JJ But then you sets your sights on an opera – and that’s a huge structure.
NM Writing large things like operas does have the advantage that the libretto provides you with a structure, and it’s not joined episodes. An opera needs to feel like a single big idea! It has a lot of rooms in it, but it’s one single entity! Structure is scary if you stop and think about writing two hours of music!
"I Drink the Air Before Me" (Footage courtesy Pat Jaffe & Gil Gilbert)
JJ Presumably there are instances where you don’t have a lot of choice; people come and say "We want you to do such and such…" presumably at that point you think "I haven’t written a symphony, or a concerto and I want to do that next as a kind of rite of passage".
NM The ideal situation is to take work that you want to do and not have to do a million of the same thing. In a lot of cases the commissions themselves bear a kind of structural requirement.

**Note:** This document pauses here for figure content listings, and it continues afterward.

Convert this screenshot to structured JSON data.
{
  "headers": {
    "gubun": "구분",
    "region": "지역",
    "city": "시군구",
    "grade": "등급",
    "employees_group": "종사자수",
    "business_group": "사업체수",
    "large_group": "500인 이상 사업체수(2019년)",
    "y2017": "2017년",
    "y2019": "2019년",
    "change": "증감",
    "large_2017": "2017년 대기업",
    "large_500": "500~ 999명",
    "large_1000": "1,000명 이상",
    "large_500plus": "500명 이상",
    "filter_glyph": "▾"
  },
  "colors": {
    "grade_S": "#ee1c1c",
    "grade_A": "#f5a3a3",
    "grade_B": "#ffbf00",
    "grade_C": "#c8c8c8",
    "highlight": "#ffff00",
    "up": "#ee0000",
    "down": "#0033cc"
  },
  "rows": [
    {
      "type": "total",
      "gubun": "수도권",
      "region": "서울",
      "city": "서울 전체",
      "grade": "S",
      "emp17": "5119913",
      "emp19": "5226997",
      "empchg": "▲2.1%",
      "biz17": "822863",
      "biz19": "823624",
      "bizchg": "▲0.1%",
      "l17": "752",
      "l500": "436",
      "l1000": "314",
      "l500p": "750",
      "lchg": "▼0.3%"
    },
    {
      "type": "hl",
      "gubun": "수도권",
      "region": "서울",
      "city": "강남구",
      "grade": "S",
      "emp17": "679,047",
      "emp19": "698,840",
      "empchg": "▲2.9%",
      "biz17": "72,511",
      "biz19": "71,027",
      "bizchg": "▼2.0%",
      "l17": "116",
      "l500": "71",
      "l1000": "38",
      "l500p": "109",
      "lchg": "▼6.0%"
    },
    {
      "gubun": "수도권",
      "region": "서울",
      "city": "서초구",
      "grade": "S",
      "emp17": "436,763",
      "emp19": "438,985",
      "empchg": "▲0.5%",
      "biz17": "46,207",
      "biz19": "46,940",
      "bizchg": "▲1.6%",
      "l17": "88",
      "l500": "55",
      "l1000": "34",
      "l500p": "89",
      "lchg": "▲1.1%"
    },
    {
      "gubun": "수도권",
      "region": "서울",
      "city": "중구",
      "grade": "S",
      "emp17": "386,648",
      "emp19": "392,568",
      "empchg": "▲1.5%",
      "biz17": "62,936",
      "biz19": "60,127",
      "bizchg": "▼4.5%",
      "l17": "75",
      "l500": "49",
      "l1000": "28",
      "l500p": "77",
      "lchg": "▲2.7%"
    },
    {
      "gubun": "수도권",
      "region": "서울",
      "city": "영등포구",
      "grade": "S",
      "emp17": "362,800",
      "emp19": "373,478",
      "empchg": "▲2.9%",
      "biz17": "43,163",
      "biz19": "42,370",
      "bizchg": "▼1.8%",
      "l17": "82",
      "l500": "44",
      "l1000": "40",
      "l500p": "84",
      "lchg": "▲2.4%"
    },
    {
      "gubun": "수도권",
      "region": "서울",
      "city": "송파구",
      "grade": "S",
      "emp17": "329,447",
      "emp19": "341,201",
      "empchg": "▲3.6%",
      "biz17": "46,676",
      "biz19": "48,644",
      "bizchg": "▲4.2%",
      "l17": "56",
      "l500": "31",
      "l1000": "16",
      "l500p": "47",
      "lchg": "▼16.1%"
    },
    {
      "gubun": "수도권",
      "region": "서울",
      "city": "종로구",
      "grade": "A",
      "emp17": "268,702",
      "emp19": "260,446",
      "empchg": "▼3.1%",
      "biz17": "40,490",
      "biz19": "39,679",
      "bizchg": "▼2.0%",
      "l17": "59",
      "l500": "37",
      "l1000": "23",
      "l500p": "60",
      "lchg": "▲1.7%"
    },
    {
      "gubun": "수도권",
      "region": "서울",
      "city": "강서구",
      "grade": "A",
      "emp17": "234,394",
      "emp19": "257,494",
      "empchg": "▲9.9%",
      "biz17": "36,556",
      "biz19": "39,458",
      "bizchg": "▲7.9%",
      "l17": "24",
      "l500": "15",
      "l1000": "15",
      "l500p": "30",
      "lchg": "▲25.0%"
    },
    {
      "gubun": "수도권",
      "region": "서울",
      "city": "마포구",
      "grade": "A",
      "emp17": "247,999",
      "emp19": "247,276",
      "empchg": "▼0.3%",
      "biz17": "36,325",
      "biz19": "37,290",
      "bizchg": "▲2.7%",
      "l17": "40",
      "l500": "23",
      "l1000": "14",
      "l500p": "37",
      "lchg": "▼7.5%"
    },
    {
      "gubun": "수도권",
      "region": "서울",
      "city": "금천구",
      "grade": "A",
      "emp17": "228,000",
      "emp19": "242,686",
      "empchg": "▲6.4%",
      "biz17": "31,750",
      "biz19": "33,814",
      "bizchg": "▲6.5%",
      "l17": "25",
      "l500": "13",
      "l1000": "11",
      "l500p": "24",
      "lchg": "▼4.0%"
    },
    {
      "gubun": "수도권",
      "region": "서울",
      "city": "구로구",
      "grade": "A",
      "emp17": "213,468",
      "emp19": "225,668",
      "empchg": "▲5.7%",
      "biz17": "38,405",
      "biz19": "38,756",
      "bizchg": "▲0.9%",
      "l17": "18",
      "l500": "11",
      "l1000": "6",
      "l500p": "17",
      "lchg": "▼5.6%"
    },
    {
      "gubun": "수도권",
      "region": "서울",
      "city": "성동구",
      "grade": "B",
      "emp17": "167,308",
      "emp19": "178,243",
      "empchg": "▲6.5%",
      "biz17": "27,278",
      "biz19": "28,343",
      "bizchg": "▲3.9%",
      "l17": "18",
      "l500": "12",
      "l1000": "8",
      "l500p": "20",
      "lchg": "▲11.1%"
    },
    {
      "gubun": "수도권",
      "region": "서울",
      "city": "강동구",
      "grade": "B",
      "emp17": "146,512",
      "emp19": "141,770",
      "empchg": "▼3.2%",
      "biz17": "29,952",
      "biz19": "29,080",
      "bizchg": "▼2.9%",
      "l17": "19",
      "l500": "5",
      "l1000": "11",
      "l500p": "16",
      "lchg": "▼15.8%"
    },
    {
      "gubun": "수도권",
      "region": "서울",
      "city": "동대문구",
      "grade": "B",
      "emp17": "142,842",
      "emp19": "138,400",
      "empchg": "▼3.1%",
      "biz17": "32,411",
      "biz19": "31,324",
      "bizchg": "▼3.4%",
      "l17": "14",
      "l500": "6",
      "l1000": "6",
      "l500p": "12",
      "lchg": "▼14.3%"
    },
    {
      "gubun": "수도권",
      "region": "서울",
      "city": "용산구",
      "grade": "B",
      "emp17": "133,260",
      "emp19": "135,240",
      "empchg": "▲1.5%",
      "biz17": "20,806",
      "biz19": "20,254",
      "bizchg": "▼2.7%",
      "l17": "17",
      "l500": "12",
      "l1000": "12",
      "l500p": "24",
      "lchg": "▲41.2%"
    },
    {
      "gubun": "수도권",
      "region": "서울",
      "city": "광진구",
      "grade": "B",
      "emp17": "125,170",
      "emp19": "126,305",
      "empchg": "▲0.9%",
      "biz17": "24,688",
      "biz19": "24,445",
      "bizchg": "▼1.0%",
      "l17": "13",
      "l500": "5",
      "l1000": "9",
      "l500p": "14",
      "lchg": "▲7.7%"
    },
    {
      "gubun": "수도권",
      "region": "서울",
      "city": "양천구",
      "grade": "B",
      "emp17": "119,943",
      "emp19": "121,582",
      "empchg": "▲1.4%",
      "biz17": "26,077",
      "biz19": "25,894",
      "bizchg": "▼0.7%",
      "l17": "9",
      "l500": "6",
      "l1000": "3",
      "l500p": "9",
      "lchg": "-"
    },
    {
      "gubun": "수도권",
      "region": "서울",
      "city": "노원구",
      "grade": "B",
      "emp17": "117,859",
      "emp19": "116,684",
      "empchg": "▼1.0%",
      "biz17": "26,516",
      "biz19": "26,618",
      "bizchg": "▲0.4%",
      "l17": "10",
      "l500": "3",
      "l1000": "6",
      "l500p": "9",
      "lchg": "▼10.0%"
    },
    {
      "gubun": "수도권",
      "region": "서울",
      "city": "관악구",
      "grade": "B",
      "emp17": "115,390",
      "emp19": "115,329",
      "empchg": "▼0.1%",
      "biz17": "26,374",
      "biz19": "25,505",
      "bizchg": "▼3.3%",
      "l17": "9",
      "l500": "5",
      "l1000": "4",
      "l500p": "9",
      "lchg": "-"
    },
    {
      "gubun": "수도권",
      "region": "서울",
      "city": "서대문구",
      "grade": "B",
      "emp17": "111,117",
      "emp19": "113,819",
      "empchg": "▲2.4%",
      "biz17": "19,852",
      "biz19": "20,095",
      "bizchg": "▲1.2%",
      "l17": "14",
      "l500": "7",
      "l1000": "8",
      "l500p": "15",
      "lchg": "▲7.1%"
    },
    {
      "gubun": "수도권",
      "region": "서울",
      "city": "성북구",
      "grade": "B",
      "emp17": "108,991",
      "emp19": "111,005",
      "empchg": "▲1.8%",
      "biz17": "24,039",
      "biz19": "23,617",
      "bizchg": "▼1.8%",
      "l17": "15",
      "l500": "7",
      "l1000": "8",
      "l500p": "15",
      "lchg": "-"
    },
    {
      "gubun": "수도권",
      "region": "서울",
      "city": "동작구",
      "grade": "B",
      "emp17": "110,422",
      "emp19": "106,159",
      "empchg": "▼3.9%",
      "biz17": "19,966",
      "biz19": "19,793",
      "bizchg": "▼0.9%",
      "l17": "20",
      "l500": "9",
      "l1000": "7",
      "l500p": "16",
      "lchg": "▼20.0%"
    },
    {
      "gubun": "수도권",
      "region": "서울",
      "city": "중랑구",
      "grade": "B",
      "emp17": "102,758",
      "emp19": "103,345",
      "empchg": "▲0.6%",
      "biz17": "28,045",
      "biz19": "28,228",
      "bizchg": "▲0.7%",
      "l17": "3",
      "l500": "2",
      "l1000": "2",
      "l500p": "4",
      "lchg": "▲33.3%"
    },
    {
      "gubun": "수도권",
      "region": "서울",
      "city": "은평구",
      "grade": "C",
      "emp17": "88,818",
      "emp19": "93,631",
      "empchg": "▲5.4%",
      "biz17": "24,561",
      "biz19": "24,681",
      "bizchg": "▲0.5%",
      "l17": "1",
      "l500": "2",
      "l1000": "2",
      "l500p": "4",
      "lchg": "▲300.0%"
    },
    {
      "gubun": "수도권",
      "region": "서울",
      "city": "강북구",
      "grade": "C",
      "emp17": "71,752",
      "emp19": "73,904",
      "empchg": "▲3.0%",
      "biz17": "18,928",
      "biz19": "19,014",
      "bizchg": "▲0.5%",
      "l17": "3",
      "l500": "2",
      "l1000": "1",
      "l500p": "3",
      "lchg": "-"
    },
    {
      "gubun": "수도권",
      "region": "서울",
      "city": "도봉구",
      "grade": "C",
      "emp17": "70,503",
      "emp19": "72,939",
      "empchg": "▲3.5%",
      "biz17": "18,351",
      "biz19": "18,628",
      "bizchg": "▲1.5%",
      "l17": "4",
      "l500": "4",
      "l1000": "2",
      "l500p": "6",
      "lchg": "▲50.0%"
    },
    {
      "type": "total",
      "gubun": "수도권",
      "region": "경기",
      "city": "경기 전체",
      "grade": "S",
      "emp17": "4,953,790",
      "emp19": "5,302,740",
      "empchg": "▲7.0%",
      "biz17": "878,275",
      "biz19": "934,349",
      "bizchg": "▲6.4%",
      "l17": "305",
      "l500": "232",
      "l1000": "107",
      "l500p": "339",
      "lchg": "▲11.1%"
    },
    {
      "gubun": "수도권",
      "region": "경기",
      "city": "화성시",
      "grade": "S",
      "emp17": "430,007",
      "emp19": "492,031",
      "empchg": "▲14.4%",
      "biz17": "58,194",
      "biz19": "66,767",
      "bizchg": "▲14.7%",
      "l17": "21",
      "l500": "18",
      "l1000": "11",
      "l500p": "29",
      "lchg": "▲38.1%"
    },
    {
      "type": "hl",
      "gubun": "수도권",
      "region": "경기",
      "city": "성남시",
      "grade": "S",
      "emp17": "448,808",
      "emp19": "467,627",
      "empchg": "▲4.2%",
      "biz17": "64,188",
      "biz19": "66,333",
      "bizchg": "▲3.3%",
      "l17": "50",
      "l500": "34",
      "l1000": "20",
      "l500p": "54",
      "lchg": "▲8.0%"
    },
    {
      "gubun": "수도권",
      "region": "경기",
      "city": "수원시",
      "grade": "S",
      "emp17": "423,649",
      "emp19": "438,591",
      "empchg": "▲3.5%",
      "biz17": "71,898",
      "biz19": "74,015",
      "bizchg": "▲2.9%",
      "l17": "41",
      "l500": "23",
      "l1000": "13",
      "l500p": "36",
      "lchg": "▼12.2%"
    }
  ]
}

But that’s good and to be celebrated.
JJ Do you warm to the idea of composer as profession. You sit down at the start of a day and think "This is what I’ve got to do today".
NM I totally do!
JJ And does writing music come easily?
NM Thinking about it like that it does, but actually doing it, not necessarily all the time. I always think about the extraordinary amount of music that church composers had to generate.
JJ Like Bach! If he was physically to write out all his music, how would he have had the time without actually composing the stuff as well?
NM I know – even as a copy job it’s mind boggling! Maybe he had all his kids upstairs writing it all out! Or even someone like Orlando Gibbons… There’s a lot of Gibbons and it’s all complicated. Or Byrd or anyone who was really a state employee! There’s a real bullshit filter on that kind of music because you just don’t have time to go into the woods and commune with nature! It’s Thursday and the choir’s waiting for the parts! I think that model of working is really good – again I think of the church composers in that regard. You think of the amount of really emotionally compelling and emotionally involved music – Taverner or Byrd, who’s really the best example. It was all done incredibly quickly and all done over an incredibly short period of time, and it was sort of dropped into the stream of this repertoire and it’s been there ever since. There’s something really crazy and fabulous about that. That to me as a kid was completely at odds with the pedagogical thing that basically Germany was this clock-making place that turned into this big emotional place and that was the history of music! People were once craftsmen and then all of a sudden they had ideas about philosophy and the nature of humanity and then "It’s Beethoven" or "It’s Wagner!" …
JJ … for a huge length of time!
NM Yes, for many, many years!
JJ But in a way as an American composer you can draw on a much more democratic background. It’s much freer because there’s a huge ocean in the way and you could say goodbye to the German tradition.
NM Yes, in a way. But it’s like that creeping chervil – those things never go away! You can pretend like it’s not there! People seem to know more about music that isn't their own. Just the other day I was talking to the Guildhall kids and it was all "Stockhausen this and Stockhausen that". And I was like "Does anyone know the Britten Abraham and Isaac Canticle" and it was like "Who?" But there is something fun about being American but it’s not to say we don’t have baggage. We have a ton of baggage but it just expresses itself in a different way. And the Continental traditions when they were adopted, were adopted real hard!
JJ But presumably writing something like film music doesn’t carry the same kind of stigma that it does this side of the pond…
NM Oh it does! You just think it doesn’t because we make it seem so effortless and fun! No, of course it does – but not like you have to care! What does stigma even mean! People are still hanging on real hard to high/low, uptown/downtown, but it’s generational.
JJ …and the watershed between the generations is moving ever higher so soon the divide between people who have no problem with a composers writing film music and those who do is …
NM …if we hold our breath for ten years then it’ll be fine! They’ll all have died off! Or their students will have mellowed out. I just don’t worry about it.